Bryan winced. “Rachel, I’m sorry. I should have been more thorough about disabling the car. I’ll accept responsibility-”

“Since when?” she asked angrily. All the fear and fury and frustration crested at once inside her, and she unleashed it on him without hesitation. “Since when do you accept responsibility? You’re the most irresponsible person I know. You with your don’t-worry-be-happy mentality. Everything will take care of itself. Everything will turn out fine,” she said bitterly. “If you knew anything about accepting responsibility, this never would have happened! I would have been home to keep an eye on Mother, not off in the wild blue yonder with you!”

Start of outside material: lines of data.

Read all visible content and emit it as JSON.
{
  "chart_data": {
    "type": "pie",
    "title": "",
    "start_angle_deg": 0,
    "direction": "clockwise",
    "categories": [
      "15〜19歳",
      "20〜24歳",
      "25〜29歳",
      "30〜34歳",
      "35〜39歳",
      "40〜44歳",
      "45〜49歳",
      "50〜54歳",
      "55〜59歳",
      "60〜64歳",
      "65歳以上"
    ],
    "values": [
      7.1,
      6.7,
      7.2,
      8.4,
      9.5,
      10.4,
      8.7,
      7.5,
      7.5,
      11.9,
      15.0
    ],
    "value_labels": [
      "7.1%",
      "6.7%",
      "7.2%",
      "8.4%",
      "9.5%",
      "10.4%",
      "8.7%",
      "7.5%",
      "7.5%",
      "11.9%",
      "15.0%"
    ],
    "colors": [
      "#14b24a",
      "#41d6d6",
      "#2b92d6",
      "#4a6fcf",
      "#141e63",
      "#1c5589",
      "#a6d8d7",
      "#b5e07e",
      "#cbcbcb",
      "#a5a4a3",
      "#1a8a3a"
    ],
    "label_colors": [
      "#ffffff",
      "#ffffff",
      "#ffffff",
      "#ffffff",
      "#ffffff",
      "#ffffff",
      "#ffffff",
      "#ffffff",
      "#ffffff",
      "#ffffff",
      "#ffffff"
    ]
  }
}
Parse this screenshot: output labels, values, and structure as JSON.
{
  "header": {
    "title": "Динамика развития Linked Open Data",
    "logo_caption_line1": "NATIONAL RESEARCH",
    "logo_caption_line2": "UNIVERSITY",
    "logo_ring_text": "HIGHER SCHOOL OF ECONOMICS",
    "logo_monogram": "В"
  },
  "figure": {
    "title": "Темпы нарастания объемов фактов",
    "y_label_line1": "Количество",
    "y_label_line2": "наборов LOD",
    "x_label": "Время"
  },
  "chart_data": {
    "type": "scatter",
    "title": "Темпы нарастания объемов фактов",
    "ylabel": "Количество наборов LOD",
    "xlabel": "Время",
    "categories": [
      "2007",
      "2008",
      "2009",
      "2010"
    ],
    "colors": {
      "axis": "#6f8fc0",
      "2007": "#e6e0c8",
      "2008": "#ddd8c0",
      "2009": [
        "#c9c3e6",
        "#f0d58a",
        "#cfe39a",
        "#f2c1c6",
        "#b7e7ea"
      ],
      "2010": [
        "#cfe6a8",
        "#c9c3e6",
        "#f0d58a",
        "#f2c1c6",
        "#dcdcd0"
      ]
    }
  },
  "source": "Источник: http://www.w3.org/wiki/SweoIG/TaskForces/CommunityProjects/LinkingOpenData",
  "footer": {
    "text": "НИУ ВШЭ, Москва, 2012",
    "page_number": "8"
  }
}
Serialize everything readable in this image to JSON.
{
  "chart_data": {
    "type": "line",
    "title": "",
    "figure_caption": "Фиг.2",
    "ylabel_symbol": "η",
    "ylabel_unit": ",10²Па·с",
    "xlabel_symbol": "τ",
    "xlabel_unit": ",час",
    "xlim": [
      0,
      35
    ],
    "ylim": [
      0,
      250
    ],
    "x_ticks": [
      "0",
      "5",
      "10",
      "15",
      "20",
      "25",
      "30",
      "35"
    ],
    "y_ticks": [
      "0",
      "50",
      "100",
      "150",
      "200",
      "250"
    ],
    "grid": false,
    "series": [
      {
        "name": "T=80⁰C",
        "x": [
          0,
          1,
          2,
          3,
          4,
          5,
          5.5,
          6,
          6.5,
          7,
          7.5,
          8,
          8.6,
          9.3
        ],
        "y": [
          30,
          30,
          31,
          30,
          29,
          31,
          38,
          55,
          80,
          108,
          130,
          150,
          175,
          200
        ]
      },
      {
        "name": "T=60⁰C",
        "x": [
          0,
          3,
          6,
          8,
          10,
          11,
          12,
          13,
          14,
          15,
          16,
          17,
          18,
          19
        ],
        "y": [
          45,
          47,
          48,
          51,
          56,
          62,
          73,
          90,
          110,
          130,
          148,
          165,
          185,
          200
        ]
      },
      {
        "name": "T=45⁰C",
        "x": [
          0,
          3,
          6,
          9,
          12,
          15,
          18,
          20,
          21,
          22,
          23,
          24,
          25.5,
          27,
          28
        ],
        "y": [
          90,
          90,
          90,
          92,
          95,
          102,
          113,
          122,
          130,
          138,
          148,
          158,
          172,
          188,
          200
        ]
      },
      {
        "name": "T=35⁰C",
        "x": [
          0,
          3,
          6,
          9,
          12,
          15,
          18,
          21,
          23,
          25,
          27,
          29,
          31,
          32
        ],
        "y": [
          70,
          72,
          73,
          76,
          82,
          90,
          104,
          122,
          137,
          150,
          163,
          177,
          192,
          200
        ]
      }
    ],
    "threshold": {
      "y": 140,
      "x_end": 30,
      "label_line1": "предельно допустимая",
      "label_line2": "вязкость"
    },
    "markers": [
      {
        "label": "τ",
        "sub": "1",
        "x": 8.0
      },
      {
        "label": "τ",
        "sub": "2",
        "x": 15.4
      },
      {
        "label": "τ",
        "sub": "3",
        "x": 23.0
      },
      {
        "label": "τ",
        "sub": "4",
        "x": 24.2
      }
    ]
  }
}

She paced away from him, shaking her head in self-reproach.

“Don’t beat yourself up with guilt, Rachel. An accident happened. Nobody was hurt. I’ll take care of the rest. It’ll all work out.”

He couldn’t have chosen a worse phrase had he been deliberately trying to goad her. His last four words rang in her ears. She could hear Terence saying them and Bryan saying them, and she could see herself dealing with the messy reality while they blew it off because nobody had gotten hurt.

“Why can’t you face reality?” she asked, her violet eyes full of pleading and pain. “Things don’t just work out, Bryan. Things don’t just turn out fine. We struggle to do the best we can and we still get kicked in the teeth. That’s reality, not buried treasure and eating Brie in a hot air balloon.”

She shook her head again, lifting her hands to cradle it as it hung down. “I should have known better. I should have known from the start.”

I should never have gotten involved with you.

Bryan’s head snapped back sharply. She didn’t have to say the words; they arced between them like an electrical current that seared his nerve endings with excruciating pain. Their love meant so little to her, she was wishing it away. It was inconvenient, getting in the way of her noble self-sacrifice. His own defense mechanisms snapped into action to stem the flow of blood from his battered heart.

“Fine,” he said tightly. “You shouldn’t have any enjoyment in your life. God forbid! There’s work to be done, sins to be atoned for, hair shirts to be worn.”